In 1966, L.A.’s Standells defined sixties garage rock and gave Boston its signature song when they recorded former Four Prep Ed Cobb’s “Dirty Water”. With its sneering delivery, greasy riff, and show of solidarity with “muggers and thieves” (cool people, all), the track defined the band as bad boys even though Larry Tamblyn, Dick Dodd, Tony Valentino, and Gary Lane insisted that they were a nice quartet of young fellows. However, going that route would do them no favors, and The Standells were absolutely at their best when playing the role of druggies (“Medication”), rabble rousers (“Riot on Sunset Strip”), and letches (“Try It”…the wide banning of which was a huge feather in the band’s collective cap).
They pulled off that masquerade without fail on their debut album. Dirty Water is a consistently nasty collection of menace and mayhem. Obviously, the title track and the minor classic “Sometimes Good Guys Don’t Wear White” are fabulous, but so are relative oddities like the sexy/stoned “Medication”, the lascivious “Little Sally Tease”, and the fuzzy “Rari”. A cover of “19th Nervous Breakdown” won’t make you forget who Mick Jagger is, but it is right at home here. Even the token ballad “Pride and Joy” is tough.
The problem with The Standell’s follow up Why Pick On Me/Sometimes Good Guys Don’t Wear White (aside from a title that makes the name of The Left Banke’s debut seem positively concise) is that they go too soft on certain tracks like the Italian-language “Mi Hai Fatto Innamorare” and the almost Four Seasons-like “The Girl and the Moon”. The approach simply does not suit The Standells. Still, the sophomore album with the name I don’t have the energy to type again has enough grungy smashes to redeem it. “Black Hearted Woman”, “Mr. Nobody”, the brooding “I Hate to Leave You”, and the tracks for which the album was named do exactly what you want Standells tracks to do, though “Sometimes Good Guys Don’t Wear White” is a pointless rerun after its appearance on Dirty Water.

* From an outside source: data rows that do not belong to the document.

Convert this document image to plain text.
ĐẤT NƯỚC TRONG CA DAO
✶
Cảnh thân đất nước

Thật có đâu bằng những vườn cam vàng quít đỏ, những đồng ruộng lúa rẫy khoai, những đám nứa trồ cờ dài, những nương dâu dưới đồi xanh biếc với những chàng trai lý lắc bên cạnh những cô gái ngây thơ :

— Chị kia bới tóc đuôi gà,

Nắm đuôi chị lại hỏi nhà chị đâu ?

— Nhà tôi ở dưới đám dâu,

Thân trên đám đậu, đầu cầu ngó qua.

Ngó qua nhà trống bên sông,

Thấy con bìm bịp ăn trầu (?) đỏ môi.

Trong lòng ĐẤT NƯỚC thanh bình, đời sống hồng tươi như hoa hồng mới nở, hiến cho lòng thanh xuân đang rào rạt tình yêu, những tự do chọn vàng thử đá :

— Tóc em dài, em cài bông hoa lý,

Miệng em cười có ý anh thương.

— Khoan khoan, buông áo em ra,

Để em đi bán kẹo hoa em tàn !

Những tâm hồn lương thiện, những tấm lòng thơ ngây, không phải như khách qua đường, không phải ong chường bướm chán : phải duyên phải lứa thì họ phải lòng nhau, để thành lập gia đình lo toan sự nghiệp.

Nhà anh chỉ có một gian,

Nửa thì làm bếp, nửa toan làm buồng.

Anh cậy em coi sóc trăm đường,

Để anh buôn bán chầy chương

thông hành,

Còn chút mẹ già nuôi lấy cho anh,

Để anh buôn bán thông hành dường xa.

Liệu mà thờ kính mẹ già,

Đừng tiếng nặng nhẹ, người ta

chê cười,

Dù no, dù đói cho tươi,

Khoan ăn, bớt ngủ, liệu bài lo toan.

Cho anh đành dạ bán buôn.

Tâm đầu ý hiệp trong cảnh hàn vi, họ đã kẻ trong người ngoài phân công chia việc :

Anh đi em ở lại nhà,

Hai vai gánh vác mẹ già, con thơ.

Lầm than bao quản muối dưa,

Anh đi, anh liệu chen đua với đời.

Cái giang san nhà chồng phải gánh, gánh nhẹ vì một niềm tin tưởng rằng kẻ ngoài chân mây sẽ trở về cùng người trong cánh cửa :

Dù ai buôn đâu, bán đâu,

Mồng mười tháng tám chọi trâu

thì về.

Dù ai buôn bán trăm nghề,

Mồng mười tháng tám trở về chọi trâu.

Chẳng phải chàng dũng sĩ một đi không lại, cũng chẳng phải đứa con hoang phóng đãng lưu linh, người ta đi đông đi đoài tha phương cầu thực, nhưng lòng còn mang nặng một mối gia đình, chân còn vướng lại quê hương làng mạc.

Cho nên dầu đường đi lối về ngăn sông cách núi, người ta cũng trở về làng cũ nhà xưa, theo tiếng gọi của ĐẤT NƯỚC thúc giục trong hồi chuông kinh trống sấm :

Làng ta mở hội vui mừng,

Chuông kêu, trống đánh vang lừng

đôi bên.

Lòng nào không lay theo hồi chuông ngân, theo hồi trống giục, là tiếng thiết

Released in 1967, the year of obligatory experimentation, Try It proved that The Standells could stretch themselves without violating their attitudinal ethos. Soulful horns embellish “Can’t Help But Love You” and a cover of “Ninety-Nine and a Half” powerfully, while the breezy, keyboards, mallets, and Brasil ’66-style harmonies of “Trip to Paradise” and the trippy swoops of “All Fall Down” are perfectly picturesque. In this more eclectic environment, even the light “Poor Shell of a Man” sounds really good. There are also more traditionally punky tracks like “Try It”, an acid-spitting take on “St. James Infirmary”, the throbbing “Barracuda”, the psychedelic yet totally exciting “Did You Ever Have That Feeling”, and the chaotic “Riot on Sunset Strip” for those who prefer The Standells to stay in the garage. All of this makes for what may be the band’s best LP.
Sundazed records is now reissuing these three essential Standells albums on LP and CD. The CDs also include a few bonus tracks each. A fairly weak crop augments Dirty Water, though an appropriately tongue-in-cheek version of the Batman theme is a lot of fun and features some thunderous drumming. The trashier extras on Why Pick On Me/Sometimes Good Guys Don’t Wear White are more essential because they help dilute the softness that plagues some of the proper album tracks. Try It, the most eclectic Standells album, also receives the most eclectic bonus tracks with the demo-like “Get Away from Here”; “Animal Girl”, which repeats the too-soft problem of those Pick On Me/Good Guys tracks; the stilted R&B of “Soul Dripping”; and the smoother soul of “Can You Dig It”. Sound across all three mono CDs is exceptional. You grumpy few who gripe that Sundazed’s discs are often too murky will have no such complaints here.